James J. Cerna, Chief Executive Officer of Lucas Energy, stated, "The purchase of the Delphic assets worked well because the properties are in the heart of our operation and will be accretive to the Company's bottom-line earnings. This acquisition also affirms and strengthens our business model, because it fulfills a number of mission critical benchmarks we require when considering an investment: profitability, future production value, and upside potential. The Lucas strategy calls for growth through timely and accretive acquisitions as well as growth through its own proprietary revitalization methodologies."

The Delphic transaction was completed after careful analysis and testing of the wells and properties.

Lucas Energy, Inc. (OTCBB:LUCE) (www.lucasenergy.com) is an independent oil and gas company building a diversified portfolio of valuable oil and gas assets in the United States.

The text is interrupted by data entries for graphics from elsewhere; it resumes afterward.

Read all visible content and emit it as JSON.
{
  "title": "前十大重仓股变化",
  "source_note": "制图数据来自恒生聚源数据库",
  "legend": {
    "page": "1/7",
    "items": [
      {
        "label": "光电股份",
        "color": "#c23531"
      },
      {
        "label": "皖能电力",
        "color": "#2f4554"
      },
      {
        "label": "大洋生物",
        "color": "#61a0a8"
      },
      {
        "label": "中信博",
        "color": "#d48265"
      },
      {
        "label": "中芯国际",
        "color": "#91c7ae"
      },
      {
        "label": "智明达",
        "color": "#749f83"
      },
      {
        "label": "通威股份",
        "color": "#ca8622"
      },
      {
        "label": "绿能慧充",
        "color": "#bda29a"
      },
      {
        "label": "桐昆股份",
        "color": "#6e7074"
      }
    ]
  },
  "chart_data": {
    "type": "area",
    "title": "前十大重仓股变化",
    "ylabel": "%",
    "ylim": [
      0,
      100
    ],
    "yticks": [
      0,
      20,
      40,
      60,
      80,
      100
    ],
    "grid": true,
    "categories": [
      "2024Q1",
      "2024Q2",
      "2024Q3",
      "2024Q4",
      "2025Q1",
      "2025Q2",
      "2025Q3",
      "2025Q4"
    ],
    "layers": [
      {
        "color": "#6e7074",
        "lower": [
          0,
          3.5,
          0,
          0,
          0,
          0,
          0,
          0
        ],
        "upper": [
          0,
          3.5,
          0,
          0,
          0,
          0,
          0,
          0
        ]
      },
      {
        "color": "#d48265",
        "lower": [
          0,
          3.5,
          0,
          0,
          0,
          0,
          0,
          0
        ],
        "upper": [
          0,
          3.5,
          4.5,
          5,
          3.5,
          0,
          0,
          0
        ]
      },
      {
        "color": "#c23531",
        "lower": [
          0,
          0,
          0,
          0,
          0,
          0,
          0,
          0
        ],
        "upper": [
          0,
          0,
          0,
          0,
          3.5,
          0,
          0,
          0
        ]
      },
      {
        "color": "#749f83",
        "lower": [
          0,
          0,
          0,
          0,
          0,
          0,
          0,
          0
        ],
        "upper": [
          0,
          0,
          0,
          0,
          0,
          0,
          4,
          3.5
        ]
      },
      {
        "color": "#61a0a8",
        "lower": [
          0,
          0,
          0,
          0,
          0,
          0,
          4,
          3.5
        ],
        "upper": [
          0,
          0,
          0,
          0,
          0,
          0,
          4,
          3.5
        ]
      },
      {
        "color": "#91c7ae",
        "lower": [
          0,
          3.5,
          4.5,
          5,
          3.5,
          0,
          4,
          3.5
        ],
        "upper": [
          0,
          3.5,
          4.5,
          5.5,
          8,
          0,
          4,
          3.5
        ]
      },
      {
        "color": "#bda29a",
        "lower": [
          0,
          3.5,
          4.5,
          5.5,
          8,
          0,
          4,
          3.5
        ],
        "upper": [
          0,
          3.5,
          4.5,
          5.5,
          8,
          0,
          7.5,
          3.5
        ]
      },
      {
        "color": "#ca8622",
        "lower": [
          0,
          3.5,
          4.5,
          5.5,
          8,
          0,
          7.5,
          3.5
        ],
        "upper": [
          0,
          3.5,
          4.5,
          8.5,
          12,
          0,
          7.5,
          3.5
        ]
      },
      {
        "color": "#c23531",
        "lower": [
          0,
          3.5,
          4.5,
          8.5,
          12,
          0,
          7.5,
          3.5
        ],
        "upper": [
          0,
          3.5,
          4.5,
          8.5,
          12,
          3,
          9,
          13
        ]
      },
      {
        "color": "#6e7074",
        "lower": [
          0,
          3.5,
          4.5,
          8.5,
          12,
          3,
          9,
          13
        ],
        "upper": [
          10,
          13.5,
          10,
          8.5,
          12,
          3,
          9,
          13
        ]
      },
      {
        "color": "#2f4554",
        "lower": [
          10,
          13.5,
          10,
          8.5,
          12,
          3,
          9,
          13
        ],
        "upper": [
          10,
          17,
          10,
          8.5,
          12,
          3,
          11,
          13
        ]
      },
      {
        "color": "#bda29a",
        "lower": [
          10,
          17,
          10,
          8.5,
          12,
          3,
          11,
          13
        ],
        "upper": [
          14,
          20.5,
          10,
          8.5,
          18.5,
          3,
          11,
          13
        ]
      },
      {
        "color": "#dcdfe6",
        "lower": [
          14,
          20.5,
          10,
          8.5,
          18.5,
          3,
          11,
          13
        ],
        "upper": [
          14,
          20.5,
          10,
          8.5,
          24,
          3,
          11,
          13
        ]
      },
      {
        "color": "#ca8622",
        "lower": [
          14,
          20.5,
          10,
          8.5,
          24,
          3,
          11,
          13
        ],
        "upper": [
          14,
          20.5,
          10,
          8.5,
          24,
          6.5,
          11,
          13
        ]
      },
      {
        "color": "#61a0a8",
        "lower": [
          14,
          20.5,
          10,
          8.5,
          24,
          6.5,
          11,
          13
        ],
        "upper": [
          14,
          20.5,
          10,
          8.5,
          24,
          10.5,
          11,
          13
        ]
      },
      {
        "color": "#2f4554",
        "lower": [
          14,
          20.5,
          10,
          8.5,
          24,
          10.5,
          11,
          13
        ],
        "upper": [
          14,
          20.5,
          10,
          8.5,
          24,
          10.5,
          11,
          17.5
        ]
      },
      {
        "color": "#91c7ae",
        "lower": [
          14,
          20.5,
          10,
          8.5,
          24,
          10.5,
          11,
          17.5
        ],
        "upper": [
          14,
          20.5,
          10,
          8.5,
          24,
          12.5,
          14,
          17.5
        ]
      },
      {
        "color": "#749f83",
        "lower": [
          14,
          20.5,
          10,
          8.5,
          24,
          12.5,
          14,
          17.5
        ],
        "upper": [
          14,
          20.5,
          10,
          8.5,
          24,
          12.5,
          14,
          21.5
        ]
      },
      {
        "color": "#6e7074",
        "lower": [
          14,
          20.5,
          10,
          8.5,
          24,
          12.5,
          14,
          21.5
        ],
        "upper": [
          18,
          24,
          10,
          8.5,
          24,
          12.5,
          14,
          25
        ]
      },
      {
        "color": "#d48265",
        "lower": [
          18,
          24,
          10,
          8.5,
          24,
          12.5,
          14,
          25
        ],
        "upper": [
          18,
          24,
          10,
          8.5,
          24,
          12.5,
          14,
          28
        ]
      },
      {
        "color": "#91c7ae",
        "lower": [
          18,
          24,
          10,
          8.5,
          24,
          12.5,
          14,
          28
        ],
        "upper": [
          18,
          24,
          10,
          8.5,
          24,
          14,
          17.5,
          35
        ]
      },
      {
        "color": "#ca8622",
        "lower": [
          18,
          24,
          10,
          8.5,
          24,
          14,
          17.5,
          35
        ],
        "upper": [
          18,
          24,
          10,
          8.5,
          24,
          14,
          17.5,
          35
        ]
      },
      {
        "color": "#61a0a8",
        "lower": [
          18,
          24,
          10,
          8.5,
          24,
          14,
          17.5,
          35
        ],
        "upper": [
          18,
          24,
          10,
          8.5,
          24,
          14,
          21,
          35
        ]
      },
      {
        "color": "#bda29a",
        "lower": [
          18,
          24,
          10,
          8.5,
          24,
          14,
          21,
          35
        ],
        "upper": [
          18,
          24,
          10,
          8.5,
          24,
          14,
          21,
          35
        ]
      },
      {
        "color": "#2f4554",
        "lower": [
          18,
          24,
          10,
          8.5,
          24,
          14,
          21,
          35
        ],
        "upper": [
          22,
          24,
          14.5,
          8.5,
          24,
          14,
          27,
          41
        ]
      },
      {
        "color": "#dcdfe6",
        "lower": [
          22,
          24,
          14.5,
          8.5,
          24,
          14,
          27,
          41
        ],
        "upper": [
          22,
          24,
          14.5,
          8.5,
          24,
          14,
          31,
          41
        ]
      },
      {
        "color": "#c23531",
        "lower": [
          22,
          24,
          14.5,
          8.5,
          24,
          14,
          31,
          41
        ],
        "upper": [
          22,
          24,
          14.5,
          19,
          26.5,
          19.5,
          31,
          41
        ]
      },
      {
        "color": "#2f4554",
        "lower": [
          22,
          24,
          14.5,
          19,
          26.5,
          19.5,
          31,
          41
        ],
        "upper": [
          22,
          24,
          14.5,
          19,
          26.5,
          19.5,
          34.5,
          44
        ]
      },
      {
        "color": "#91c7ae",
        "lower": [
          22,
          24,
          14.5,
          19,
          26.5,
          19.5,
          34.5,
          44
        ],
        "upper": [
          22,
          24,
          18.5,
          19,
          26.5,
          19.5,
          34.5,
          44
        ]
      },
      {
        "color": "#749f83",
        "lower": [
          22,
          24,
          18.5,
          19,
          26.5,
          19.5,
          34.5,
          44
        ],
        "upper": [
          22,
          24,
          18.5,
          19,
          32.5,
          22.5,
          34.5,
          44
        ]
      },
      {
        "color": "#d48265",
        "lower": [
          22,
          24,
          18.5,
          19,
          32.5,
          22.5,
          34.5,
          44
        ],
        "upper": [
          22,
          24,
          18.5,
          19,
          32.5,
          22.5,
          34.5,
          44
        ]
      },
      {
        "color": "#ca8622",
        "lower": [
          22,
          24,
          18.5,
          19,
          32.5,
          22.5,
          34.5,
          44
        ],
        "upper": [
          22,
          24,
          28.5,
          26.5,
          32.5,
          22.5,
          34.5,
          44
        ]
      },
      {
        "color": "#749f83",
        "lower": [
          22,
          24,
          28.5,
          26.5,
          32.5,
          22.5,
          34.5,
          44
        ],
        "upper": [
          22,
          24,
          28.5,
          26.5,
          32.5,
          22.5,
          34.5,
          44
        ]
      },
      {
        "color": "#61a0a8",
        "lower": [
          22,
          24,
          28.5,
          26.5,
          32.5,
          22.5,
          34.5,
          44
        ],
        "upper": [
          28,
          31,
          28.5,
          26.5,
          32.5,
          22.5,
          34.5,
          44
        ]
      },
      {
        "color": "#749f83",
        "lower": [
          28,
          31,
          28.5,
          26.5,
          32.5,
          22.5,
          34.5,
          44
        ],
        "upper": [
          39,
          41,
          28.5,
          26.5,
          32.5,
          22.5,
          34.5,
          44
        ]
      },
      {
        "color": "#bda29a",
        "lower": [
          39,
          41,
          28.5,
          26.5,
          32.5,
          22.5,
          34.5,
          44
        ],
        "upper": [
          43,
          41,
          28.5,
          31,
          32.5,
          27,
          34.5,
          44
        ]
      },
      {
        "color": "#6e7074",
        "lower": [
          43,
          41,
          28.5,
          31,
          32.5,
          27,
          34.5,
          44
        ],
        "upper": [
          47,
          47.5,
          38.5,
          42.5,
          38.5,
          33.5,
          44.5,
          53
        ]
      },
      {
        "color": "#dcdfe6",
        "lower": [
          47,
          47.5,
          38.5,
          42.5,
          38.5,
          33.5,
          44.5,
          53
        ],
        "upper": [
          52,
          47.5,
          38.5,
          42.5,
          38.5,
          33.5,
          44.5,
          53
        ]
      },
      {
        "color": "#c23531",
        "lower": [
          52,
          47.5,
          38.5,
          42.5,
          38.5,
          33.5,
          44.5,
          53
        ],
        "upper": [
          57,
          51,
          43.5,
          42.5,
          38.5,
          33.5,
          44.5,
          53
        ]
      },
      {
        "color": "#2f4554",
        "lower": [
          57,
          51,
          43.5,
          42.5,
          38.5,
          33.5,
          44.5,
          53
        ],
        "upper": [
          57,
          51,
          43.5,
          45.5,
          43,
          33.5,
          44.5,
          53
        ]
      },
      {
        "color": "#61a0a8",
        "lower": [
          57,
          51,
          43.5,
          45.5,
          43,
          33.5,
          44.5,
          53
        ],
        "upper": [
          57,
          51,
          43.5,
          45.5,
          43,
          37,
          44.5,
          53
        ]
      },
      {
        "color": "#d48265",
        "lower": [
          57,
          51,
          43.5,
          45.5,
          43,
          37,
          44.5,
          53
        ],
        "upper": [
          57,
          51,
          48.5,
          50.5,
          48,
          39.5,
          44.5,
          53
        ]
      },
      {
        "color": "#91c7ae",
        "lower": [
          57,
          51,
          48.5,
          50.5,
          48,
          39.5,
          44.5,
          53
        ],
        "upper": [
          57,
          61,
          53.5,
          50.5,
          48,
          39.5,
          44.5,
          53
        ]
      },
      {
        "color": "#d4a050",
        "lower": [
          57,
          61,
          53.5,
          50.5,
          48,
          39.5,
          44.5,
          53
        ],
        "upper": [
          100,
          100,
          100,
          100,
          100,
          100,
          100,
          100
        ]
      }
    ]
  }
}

The Company reported revenues improved by 406% to $548,421 for the six-month period ended September 30, 2006, as compared to revenues $108,401 for the same six-month period of 2005, record net income increased 684% to $183,471 for the six-months ended September 30, 2006 up from $23,395 for the six-months ended September 30, 2005. The company is focused on identifying underperforming oil and gas assets, which are revitalized through a meticulous process of evaluation, application of modern well technology, and stringent management controls. This process allows the company to increase its asset base and cash flow, while significantly reducing the risk of traditional exploration projects. Lucas Energy's financial structure allows it to minimize the high overhead of traditional E&P companies. For more information, visit http://www.lucasenergy.com. The Company's headquarters are located at 3000 Richmond Avenue, Suite 400, Houston, Texas 77040.

"Safe-Harbor" Statement Under the Private Securities Litigation Reform Act of 1995. This press release contains forward-looking information within the meaning of Section 21E of the Securities Exchange Act of 1934, as amended (the `"Exchange Act"), including statements regarding potential sales, the success of the company's business, as well as statements that include the word "believe" or similar expressions. Such forward-looking statements involve known and unknown risks, uncertainties and other factors that may cause the actual results, performance or achievements of Lucas Energy to differ materially from those implied or expressed by such forward-looking statements. This press release speaks as of the date first set forth above and Lucas Energy assumes no responsibility to update the information included herein for events occurring after the date hereof. Actual results could differ materially from those anticipated due to factors such as the lack of capital, timely development of products, inability to deliver products when ordered, inability of potential customers to pay for ordered products, and political and economic risks inherent in international trade.